Moreover in non-reliable networks, such as RF networks, a data packet can also get lost during transmission for other reasons than collisions, e.g. due to network overload or deteriorated link quality. Retransmissions can reduce the likelihood, but never can guarantee a successful transmission. The likelihood of packet losses adds up, when a packet has to travel over multiple hops. In large-scale multi-hop networks, the number of hops a data packet has to travel is comparatively large. For instance, in a large RF telemanagement system comprising thousands of nodes, 20-40 hops are likely to occur. Hence, the delivery chance of an individual data packet decreases with its hop distance, since with every hop, there is a chance that the data packet gets lost. Moreover, due to congestions and temporary errors at routing level, the likelihood of packet losses in the multi-hop scenario increases further. This makes data acknowledgment at transport or application layer necessary, if delivery guarantees are required by the application. The drawback of an acknowledge mode, however, is that data acknowledgements increase the data load in the network and the experienced delay increases significantly, especially when data packets have to be retransmitted at transport or application layer. Moreover, when a multicast or broadcast data packet is responded to (acknowledged) by many or all receiver nodes within a short period of time, a so-called acknowledgement storm may occur, causing an overload problem in the neighborhood of the sender node and thus in data collision and loss. This can be avoided in globally scheduled networks, where every node has fix individual timeslots for transmissions. But this global schedule needs global coordination and configuration, thus involving a cumbersome set-up procedure. Furthermore, sending over a global schedule and creating a global schedule for all nodes create a high data overhead and management overhead, respectively. Moreover, when the slots are used only infrequently, this decreases drastically the possible bandwidth. Consequently, this approach is also not suitable for large-scale networks.

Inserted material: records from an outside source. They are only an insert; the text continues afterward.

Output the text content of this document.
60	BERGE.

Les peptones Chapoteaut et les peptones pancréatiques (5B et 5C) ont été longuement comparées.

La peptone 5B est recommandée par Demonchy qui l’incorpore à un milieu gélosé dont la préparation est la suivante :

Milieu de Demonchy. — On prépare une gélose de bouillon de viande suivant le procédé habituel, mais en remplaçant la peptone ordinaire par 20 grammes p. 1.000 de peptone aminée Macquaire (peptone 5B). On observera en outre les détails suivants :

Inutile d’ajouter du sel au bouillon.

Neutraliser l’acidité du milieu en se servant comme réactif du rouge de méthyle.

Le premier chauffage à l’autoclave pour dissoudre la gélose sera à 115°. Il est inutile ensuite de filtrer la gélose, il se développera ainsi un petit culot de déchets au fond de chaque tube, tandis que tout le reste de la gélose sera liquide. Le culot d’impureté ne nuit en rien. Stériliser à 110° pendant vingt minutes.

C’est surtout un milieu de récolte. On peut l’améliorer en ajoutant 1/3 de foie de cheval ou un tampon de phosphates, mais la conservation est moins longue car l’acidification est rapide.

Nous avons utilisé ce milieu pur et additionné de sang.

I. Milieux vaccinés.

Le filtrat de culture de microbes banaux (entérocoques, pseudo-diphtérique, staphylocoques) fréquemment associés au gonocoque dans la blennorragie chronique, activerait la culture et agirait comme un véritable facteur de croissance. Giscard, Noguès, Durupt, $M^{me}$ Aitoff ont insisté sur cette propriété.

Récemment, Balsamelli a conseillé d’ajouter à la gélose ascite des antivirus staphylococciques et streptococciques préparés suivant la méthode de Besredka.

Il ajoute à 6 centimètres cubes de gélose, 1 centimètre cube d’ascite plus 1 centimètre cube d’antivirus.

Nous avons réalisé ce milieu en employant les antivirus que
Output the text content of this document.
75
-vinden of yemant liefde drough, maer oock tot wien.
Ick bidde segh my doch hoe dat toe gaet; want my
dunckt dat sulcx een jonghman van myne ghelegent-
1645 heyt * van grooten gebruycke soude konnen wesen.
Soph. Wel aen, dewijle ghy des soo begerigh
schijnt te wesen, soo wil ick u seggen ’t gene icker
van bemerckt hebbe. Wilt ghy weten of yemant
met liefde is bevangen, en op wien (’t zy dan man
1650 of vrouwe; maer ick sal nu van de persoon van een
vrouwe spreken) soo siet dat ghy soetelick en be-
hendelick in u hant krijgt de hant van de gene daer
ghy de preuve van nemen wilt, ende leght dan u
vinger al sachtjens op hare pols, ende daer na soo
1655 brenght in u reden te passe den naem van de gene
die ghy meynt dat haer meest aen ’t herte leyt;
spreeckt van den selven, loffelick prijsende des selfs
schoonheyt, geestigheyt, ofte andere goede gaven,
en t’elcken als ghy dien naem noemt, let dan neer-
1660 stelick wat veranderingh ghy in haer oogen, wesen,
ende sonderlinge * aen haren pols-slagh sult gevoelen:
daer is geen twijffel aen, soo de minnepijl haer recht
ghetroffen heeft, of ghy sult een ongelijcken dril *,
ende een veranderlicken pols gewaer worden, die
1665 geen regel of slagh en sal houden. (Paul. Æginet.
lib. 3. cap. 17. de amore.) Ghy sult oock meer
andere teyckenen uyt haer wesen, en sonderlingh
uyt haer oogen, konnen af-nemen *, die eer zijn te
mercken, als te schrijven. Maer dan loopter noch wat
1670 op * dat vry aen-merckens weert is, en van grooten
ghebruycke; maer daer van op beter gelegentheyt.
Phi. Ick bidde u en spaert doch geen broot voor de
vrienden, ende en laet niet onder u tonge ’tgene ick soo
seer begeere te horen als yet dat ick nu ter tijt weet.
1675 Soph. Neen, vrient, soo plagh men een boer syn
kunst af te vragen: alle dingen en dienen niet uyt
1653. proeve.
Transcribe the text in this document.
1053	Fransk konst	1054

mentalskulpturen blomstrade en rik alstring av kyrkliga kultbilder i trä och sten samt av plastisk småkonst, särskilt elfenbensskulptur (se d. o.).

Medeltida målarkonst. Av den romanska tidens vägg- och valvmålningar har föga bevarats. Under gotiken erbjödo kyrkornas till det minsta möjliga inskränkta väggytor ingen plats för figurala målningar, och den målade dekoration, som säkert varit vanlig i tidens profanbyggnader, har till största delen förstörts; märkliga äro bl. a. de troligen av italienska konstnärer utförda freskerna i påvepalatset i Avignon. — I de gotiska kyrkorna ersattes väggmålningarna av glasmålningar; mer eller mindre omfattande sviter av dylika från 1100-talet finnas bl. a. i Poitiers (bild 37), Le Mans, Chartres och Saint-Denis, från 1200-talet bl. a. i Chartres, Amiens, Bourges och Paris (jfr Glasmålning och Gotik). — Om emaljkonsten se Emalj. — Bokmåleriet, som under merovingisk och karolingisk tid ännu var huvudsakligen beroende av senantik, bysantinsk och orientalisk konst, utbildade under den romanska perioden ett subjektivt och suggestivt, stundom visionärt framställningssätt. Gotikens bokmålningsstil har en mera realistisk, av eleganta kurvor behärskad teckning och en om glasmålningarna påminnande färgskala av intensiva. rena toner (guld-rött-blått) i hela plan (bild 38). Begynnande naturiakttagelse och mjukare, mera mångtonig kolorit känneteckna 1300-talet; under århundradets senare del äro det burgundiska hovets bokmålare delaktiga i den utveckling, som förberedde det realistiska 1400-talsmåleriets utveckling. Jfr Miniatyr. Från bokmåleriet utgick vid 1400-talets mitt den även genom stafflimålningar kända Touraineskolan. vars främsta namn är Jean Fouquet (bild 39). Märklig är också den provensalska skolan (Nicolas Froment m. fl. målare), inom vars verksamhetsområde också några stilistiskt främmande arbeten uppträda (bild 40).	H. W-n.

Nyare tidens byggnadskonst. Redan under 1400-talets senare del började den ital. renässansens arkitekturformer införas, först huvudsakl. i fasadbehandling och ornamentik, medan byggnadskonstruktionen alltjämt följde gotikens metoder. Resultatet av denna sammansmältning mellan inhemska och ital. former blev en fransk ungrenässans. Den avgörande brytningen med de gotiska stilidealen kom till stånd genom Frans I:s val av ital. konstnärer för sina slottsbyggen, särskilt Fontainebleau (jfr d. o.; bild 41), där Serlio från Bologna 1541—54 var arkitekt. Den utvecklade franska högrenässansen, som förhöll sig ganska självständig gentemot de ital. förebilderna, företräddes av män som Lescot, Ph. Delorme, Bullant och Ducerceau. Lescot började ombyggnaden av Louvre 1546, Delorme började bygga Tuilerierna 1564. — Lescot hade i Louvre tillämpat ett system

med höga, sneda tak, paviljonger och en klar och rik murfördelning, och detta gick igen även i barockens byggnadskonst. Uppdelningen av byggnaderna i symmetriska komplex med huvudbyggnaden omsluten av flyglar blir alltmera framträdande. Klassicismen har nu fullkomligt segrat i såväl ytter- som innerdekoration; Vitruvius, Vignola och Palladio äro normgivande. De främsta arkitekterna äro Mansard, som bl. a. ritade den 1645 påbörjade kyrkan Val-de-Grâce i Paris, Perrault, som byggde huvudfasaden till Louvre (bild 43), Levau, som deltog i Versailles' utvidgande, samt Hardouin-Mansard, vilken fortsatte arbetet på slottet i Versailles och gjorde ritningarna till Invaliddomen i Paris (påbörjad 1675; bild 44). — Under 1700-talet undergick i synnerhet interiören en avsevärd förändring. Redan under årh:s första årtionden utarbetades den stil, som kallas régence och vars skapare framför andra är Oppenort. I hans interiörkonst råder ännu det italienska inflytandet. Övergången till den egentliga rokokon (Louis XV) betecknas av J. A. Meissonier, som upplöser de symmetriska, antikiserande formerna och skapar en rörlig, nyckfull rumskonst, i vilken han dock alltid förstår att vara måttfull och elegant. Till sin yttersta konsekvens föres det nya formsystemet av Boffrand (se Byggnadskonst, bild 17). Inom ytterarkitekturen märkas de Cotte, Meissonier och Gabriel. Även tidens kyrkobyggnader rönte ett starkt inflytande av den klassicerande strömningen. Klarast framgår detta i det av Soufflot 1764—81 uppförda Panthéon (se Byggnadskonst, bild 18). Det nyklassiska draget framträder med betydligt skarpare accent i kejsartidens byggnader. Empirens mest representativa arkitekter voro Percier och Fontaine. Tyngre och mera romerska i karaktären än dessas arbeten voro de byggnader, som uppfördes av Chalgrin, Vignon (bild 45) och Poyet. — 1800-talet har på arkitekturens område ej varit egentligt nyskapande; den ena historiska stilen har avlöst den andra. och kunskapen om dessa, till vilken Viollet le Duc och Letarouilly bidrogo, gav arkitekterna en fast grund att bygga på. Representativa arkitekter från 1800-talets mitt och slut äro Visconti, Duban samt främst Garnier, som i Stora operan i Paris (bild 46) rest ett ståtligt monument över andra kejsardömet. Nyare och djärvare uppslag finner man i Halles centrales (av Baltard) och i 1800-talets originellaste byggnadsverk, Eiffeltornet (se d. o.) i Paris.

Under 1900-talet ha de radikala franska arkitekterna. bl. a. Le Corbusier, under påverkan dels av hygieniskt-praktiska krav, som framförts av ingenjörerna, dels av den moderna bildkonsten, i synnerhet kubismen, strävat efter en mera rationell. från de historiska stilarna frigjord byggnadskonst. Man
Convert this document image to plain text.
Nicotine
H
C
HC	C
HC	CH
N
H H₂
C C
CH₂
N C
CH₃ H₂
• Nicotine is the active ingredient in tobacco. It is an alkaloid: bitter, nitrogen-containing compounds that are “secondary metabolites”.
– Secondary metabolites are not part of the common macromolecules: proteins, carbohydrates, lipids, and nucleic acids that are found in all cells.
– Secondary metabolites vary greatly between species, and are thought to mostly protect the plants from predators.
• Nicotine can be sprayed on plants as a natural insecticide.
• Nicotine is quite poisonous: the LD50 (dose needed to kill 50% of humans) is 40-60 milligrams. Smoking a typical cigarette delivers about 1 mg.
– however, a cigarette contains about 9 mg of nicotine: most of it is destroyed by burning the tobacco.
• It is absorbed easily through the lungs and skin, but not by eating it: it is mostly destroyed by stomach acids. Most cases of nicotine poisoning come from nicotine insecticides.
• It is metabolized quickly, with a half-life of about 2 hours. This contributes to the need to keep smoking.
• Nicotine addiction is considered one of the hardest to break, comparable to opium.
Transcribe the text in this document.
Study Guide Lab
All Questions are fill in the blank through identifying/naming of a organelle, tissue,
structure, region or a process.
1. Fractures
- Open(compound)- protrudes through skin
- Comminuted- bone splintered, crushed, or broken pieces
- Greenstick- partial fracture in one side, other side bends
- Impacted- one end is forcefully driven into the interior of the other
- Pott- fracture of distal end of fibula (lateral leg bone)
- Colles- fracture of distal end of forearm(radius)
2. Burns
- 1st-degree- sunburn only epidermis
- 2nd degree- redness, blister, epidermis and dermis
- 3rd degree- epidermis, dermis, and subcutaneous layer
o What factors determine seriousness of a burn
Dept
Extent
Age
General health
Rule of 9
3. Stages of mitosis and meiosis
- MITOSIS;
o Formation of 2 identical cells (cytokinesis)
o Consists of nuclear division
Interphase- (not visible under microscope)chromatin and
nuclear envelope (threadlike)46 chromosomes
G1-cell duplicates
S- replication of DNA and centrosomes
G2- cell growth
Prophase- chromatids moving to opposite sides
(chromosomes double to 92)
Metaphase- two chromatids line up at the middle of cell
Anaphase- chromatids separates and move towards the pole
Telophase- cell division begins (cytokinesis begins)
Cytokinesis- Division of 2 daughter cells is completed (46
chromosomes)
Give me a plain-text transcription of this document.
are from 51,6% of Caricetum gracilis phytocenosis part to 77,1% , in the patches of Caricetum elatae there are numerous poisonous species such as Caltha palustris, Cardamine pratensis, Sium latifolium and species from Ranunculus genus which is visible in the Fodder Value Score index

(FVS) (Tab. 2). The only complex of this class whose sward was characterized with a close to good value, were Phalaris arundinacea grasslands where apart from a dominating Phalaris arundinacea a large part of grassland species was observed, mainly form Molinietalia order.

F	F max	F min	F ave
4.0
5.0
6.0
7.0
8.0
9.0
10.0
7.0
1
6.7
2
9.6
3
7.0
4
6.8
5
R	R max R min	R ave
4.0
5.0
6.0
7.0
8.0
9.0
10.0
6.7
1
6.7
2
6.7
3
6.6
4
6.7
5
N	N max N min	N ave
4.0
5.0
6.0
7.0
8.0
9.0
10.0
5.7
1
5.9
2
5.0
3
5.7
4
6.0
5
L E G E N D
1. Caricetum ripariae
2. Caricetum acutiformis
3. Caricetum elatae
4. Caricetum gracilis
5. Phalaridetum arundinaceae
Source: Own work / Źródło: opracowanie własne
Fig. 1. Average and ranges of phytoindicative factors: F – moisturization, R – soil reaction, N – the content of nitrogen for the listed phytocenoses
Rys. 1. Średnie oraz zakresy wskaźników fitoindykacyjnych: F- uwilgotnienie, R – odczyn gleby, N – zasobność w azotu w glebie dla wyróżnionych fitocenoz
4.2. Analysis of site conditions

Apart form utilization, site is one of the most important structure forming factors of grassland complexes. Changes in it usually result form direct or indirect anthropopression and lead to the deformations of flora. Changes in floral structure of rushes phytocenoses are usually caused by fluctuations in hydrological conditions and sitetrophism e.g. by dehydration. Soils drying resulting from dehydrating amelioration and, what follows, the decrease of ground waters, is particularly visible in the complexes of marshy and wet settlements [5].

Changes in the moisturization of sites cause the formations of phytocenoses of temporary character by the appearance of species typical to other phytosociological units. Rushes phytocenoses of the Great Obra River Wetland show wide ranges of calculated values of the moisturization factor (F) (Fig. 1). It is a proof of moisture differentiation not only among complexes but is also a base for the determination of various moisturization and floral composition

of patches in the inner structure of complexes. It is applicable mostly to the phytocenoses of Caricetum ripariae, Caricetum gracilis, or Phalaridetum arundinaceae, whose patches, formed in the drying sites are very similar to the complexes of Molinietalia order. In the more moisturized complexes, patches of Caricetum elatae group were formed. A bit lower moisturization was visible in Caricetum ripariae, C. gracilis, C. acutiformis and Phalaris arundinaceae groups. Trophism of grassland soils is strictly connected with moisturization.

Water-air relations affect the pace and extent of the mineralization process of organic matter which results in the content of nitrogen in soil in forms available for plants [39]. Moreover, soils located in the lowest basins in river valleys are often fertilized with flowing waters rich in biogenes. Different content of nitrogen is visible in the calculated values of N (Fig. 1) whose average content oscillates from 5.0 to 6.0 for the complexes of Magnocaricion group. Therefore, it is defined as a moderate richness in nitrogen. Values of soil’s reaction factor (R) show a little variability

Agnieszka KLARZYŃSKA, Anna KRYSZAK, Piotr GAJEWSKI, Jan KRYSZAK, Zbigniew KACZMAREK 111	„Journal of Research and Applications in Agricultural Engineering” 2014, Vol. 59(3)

Hence, a big disadvantage in common wireless networks is constituted on the one hand due to the tedious deployment and configuration and on the other hand by the very limited network scalability. Especially, RF telemanagement networks suffer from significant overload due to their topology and size, particularly at local level, which limits their scalability. This occurs because messages are generated and transmitted by layers of the communication stack without considering the network topology. Improving the success and reliability of transmissions is therefore crucial in large-scale networks, such as street illumination systems with a high number of luminaire nodes. This is because end-to-end retransmissions typically occurring at the higher layers in the communications stack are far more costly and delay intensive. Consequently, efficient routing protocols are required for large-scale wireless networks in order to minimize data packet collisions and subsequent data loss and to achieve the required throughput, response times and robustness.
US 2006/0187836 A1 describes a communication device that delays or discards time-insensitive traffic prior to time-critical traffic by introducing a virtual bottleneck queue.